Linux distribution for Apple Silicon Mac already installed and running on brand new M2
Unlike Intel Macs, Apple silicon Macs were designed to run only Apple software. But the developers at the Asahi Linux team are working to change that by painstakingly re-engineering support for Apple processors and other Mac hardware and releasing it as an unfinished distribution that can boot and run on bare metal, no. virtualization is required.
Today the Asahi Linux team released a new version with many additions and improvements. Specifically, the distribution now supports the M1 Ultra and Mac Studio, and added preliminary support for the M2 MacBook Pro (which has been tested by the team) and the M2 MacBook Air (which has not been tested but should work).

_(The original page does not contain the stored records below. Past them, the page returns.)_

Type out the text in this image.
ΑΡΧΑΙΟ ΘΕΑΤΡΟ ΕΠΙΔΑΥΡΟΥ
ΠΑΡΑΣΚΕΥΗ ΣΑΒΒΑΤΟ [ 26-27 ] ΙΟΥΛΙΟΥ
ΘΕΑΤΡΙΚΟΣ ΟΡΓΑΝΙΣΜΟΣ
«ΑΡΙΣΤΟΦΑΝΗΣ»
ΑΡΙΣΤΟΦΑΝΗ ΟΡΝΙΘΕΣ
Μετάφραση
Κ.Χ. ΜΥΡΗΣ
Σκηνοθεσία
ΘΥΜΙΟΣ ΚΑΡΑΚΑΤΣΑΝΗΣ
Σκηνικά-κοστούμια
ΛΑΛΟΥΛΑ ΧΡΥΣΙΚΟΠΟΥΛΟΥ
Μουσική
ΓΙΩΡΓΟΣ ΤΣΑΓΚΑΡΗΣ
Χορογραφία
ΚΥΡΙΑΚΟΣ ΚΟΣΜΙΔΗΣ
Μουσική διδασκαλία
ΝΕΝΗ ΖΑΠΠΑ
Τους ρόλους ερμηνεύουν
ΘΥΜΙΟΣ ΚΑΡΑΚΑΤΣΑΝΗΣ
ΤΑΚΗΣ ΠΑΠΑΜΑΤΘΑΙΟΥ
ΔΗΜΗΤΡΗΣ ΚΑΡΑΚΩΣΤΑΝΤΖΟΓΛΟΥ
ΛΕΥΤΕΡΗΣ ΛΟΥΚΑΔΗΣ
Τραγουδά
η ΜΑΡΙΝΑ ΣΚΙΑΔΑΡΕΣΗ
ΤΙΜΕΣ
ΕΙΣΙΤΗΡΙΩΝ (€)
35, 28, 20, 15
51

Preliminary Bluetooth support has also been added for all Apple Silicon Macs, although the team notes that it doesn’t work well when connected to a 2.4GHz Wi-Fi network because “Wi-Fi/Bluetooth coexistence is not yet properly configured.”
There are many other things that don’t work properly, including USB-A ports in Studio, faster than USB-2.0 speeds from any Type-C/Thunderbolt ports, and GPU acceleration, but progress is being made. all these fronts. In particular, work is underway on the GPU, and a “prototype driver”that is “good enough to run real graphics applications and benchmarks”is already up and running, although it is not included in this release.
The Asahi team has said in the past that it expects support for new chips to be relatively easy to add to Asahi, as Apple’s chip designers often reuse things and don’t make significant hardware changes unless there is a good reason to do so. Adding basic M2 support to Asahi happened within a single 12-hour development session, and it only took “a few days”of extra effort to get the rest of the hardware to work as well as with the M1. This process may get more complicated as the Asahi team works with more hardware – supporting the new GPU will probably be a little more difficult than getting the keyboard and trackpad working – but it looks like the team will be able to fairly support the M2 chip family. fast,
The Asahi team’s stated goal has always been to contribute all their work upstream as it’s ready, and new versions of the Linux kernel already have some support for Apple Silicon Mac. After all, everything from Ubuntu to ChromeOS Flex can run on Apple silicon computers without much extra effort, which could be useful many years from now when Apple stops supporting older Apple silicon computers with new macOS releases. The OpenBSD version is also up and running on Apple Silicon thanks to the efforts of the Asahi team.